Sue searched for a clean-cut Christian father figure: everything her father was not, and yearned to belong to the dominant culture. This yearning for fathering, this yearning to be subsumed into the American mainstream, took root in her paradoxical love for Pat Boone and her love for three Gentile husbands. I enjoyed her story, although her feelings toward Judaism bothered me. Like many Jews of her age and socioeconomic status. Ms. Silverman seems relatively ignorant of Judaism and content to remain so: throughout the book she describes snubbing her Russian-Jewish grandmother, and how her younger self viewed Jewish ritual objects with either horror, fear, or puzzlement at their unfamiliarity, going to a synagogue only a few times in her life. But to be fair to her, her Jewish father was a child molester who abused her and was, needless to say, far from pious in his own behavior.
The most intriguing part of the book, for me, was essentially about Ms. Sue Silverman's quest for discovery. Essentially, she did not know who she was, and this not-knowing led her to look for herself in two different countries, three husbands, and any number of U.S. states. On the way to finding herself, she forms a warm relationship with Pat Boone and discovers his own unexpected connection to Judaism and Israel. Learning to define the self independently, without reference to husbands/children/family/wealth, is difficult for anyone, particularly women in our culture, who are encouraged to denigrate themselves and think only of others' needs. It was especially difficult for Sue, the "gefilte fish swimming upstream". At the end I found myself rooting for her and wanting to be her friend.
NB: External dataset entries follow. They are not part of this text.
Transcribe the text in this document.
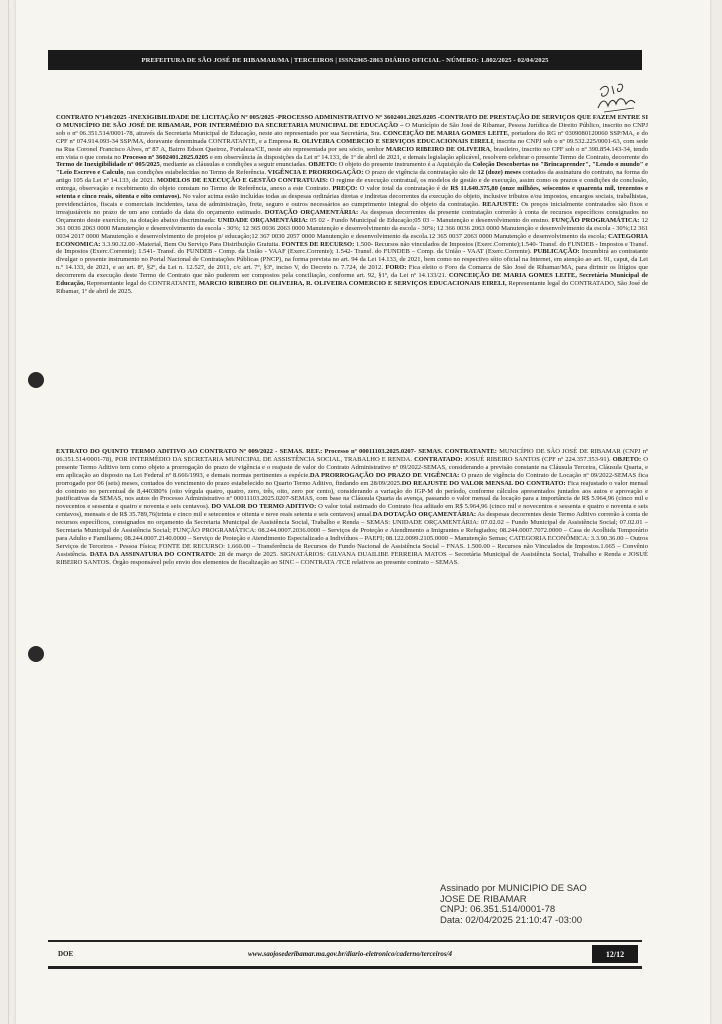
PREFEITURA DE SÃO JOSÉ DE RIBAMAR/MA | TERCEIROS | ISSN2965-2863 DIÁRIO OFICIAL - NÚMERO: 1.802/2025 - 02/04/2025

CONTRATO Nº149/2025 -INEXIGIBILIDADE DE LICITAÇÃO Nº 005/2025 -PROCESSO ADMINISTRATIVO Nº 3602401.2025.0205 -CONTRATO DE PRESTAÇÃO DE SERVIÇOS QUE FAZEM ENTRE SI O MUNICÍPIO DE SÃO JOSÉ DE RIBAMAR, POR INTERMÉDIO DA SECRETARIA MUNICIPAL DE EDUCAÇÃO – O Município de São José de Ribamar, Pessoa Jurídica de Direito Público, inscrito no CNPJ sob o nº 06.351.514/0001-78, através da Secretaria Municipal de Educação, neste ato representado por sua Secretária, Sra. CONCEIÇÃO DE MARIA GOMES LEITE, portadora do RG nº 0309080120060 SSP/MA, e do CPF nº 074.914.093-34 SSP/MA, doravante denominada CONTRATANTE, e a Empresa R. OLIVEIRA COMERCIO E SERVIÇOS EDUCACIONAIS EIRELI, inscrita no CNPJ sob o nº 09.532.225/0001-63, com sede na Rua Coronel Francisco Alves, nº 87 A, Bairro Edson Queiroz, Fortaleza/CE, neste ato representada por seu sócio, senhor MARCIO RIBEIRO DE OLIVEIRA, brasileiro, inscrito no CPF sob o nº 390.854.143-34, tendo em vista o que consta no Processo nº 3602401.2025.0205 e em observância às disposições da Lei nº 14.133, de 1º de abril de 2021, e demais legislação aplicável, resolvem celebrar o presente Termo de Contrato, decorrente do Termo de Inexigibilidade nº 005/2025, mediante as cláusulas e condições a seguir enunciadas. OBJETO: O objeto do presente instrumento é a Aquisição da Coleção Descobertas no "Brincaprender", "Lendo o mundo" e "Leio Escrevo e Calculo, nas condições estabelecidas no Termo de Referência. VIGÊNCIA E PRORROGAÇÃO: O prazo de vigência da contratação são de 12 (doze) meses contados da assinatura do contrato, na forma do artigo 105 da Lei nº 14.133, de 2021. MODELOS DE EXECUÇÃO E GESTÃO CONTRATUAIS: O regime de execução contratual, os modelos de gestão e de execução, assim como os prazos e condições de conclusão, entrega, observação e recebimento do objeto constam no Termo de Referência, anexo a este Contrato. PREÇO: O valor total da contratação é de R$ 11.640.375,80 (onze milhões, seiscentos e quarenta mil, trezentos e setenta e cinco reais, oitenta e oito centavos). No valor acima estão incluídas todas as despesas ordinárias diretas e indiretas decorrentes da execução do objeto, inclusive tributos e/ou impostos, encargos sociais, trabalhistas, previdenciários, fiscais e comerciais incidentes, taxa de administração, frete, seguro e outros necessários ao cumprimento integral do objeto da contratação. REAJUSTE: Os preços inicialmente contratados são fixos e irreajustáveis no prazo de um ano contado da data do orçamento estimado. DOTAÇÃO ORÇAMENTÁRIA: As despesas decorrentes da presente contratação correrão à conta de recursos específicos consignados no Orçamento deste exercício, na dotação abaixo discriminada: UNIDADE ORÇAMENTÁRIA: 05 02 - Fundo Municipal de Educação;05 03 – Manutenção e desenvolvimento do ensino. FUNÇÃO PROGRAMÁTICA: 12 361 0036 2063 0000 Manutenção e desenvolvimento da escola - 30%; 12 365 0036 2063 0000 Manutenção e desenvolvimento da escola - 30%; 12 366 0036 2063 0000 Manutenção e desenvolvimento da escola - 30%;12 361 0034 2017 0000 Manutenção e desenvolvimento de projetos p/ educação;12 367 0030 2057 0000 Manutenção e desenvolvimento da escola.12 365 0037 2063 0000 Manutenção e desenvolvimento da escola; CATEGORIA ECONOMICA: 3.3.90.32.00 -Material, Bem Ou Serviço Para Distribuição Gratuita. FONTES DE RECURSO: 1.500- Recursos não vinculados de Impostos (Exerc.Corrente);1.540- Transf. do FUNDEB - Impostos e Transf. de Impostos (Exerc.Corrente); 1.541- Transf. do FUNDEB - Comp. da União - VAAF (Exerc.Corrente); 1.542- Transf. do FUNDEB – Comp. da União - VAAT (Exerc.Corrente). PUBLICAÇÃO: Incumbirá ao contratante divulgar o presente instrumento no Portal Nacional de Contratações Públicas (PNCP), na forma prevista no art. 94 da Lei 14.133, de 2021, bem como no respectivo sítio oficial na Internet, em atenção ao art. 91, caput, da Lei n.º 14.133, de 2021, e ao art. 8º, §2º, da Lei n. 12.527, de 2011, c/c art. 7º, §3º, inciso V, do Decreto n. 7.724, de 2012. FORO: Fica eleito o Foro da Comarca de São José de Ribamar/MA, para dirimir os litígios que decorrerem da execução deste Termo de Contrato que não puderem ser compostos pela conciliação, conforme art. 92, §1º, da Lei nº 14.133/21. CONCEIÇÃO DE MARIA GOMES LEITE, Secretária Municipal de Educação, Representante legal do CONTRATANTE, MARCIO RIBEIRO DE OLIVEIRA, R. OLIVEIRA COMERCIO E SERVIÇOS EDUCACIONAIS EIRELI, Representante legal do CONTRATADO, São José de Ribamar, 1º de abril de 2025.

EXTRATO DO QUINTO TERMO ADITIVO AO CONTRATO Nº 009/2022 - SEMAS. REF.: Processo nº 00011103.2025.0207- SEMAS. CONTRATANTE: MUNICÍPIO DE SÃO JOSÉ DE RIBAMAR (CNPJ nº 06.351.514/0001-78), POR INTERMÉDIO DA SECRETARIA MUNICIPAL DE ASSISTÊNCIA SOCIAL, TRABALHO E RENDA. CONTRATADO: JOSUÉ RIBEIRO SANTOS (CPF nº 224.357.353-91). OBJETO: O presente Termo Aditivo tem como objeto a prorrogação do prazo de vigência e o reajuste de valor do Contrato Administrativo nº 09/2022-SEMAS, considerando a previsão constante na Cláusula Terceira, Cláusula Quarta, e em aplicação ao disposto na Lei Federal nº 8.666/1993, e demais normas pertinentes a espécie.DA PRORROGAÇÃO DO PRAZO DE VIGÊNCIA: O prazo de vigência do Contrato de Locação nº 09/2022-SEMAS fica prorrogado por 06 (seis) meses, contados do vencimento do prazo estabelecido no Quarto Termo Aditivo, findando em 28/09/2025.DO REAJUSTE DO VALOR MENSAL DO CONTRATO: Fica reajustado o valor mensal do contrato no percentual de 8,440380% (oito vírgula quatro, quatro, zero, três, oito, zero por cento), considerando a variação do IGP-M do período, conforme cálculos apresentados juntados aos autos e aprovação e justificativas da SEMAS, nos autos do Processo Administrativo nº 00011103.2025.0207-SEMAS, com base na Cláusula Quarta da avença, passando o valor mensal da locação para a importância de R$ 5.964,96 (cinco mil e novecentos e sessenta e quatro e noventa e seis centavos). DO VALOR DO TERMO ADITIVO: O valor total estimado do Contrato fica aditado em R$ 5.964,96 (cinco mil e novecentos e sessenta e quatro e noventa e seis centavos), mensais e de R$ 35.789,76(trinta e cinco mil e setecentos e oitenta e nove reais setenta e seis centavos) anual.DA DOTAÇÃO ORÇAMENTÁRIA: As despesas decorrentes deste Termo Aditivo correrão à conta de recursos específicos, consignados no orçamento da Secretaria Municipal de Assistência Social, Trabalho e Renda – SEMAS: UNIDADE ORÇAMENTÁRIA: 07.02.02 – Fundo Municipal de Assistência Social; 07.02.01 – Secretaria Municipal de Assistência Social; FUNÇÃO PROGRAMÁTICA: 08.244.0007.2036.0000 – Serviços de Proteção e Atendimento a Imigrantes e Refugiados; 08.244.0007.7072.0000 – Casa de Acolhida Temporário para Adulto e Familiares; 08.244.0007.2140.0000 – Serviço de Proteção e Atendimento Especializado a Indivíduos – PAEFI; 08.122.0099.2105.0000 – Manutenção Semas; CATEGORIA ECONÔMICA: 3.3.90.36.00 – Outros Serviços de Terceiros - Pessoa Física; FONTE DE RECURSO: 1.660.00 – Transferência de Recursos do Fundo Nacional de Assistência Social – FNAS. 1.500.00 – Recursos não Vinculados de Impostos.1.665 – Convênio Assistência. DATA DA ASSINATURA DO CONTRATO: 28 de março de 2025. SIGNATÁRIOS: GILVANA DUAILIBE FERREIRA MATOS – Secretária Municipal de Assistência Social, Trabalho e Renda e JOSUÉ RIBEIRO SANTOS. Órgão responsável pelo envio dos elementos de fiscalização ao SINC – CONTRATA /TCE relativos ao presente contrato – SEMAS.

Assinado por MUNICIPIO DE SAO
JOSE DE RIBAMAR
CNPJ: 06.351.514/0001-78
Data: 02/04/2025 21:10:47 -03:00
DOE	www.saojosederibamar.ma.gov.br/diario-eletronico/caderno/terceiros/4	12/12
My only complaint is her sense of pacing: the chapters are widely disparate in topic and obviously began life as vignettes. And her jumping around in time doesn't help, either. But overall, she is a fine writer, with a great style, and I'd recommend the read. Just brace yourself for the ambiguity. The end is bittersweet: some storms are indeed too fierce to be borne, and she herself notes that she has no children, no more husbands and no close relatives left. Yet she stands tall and strong on her own two feet: Sue Silverman, like her ancestors, is a survivor.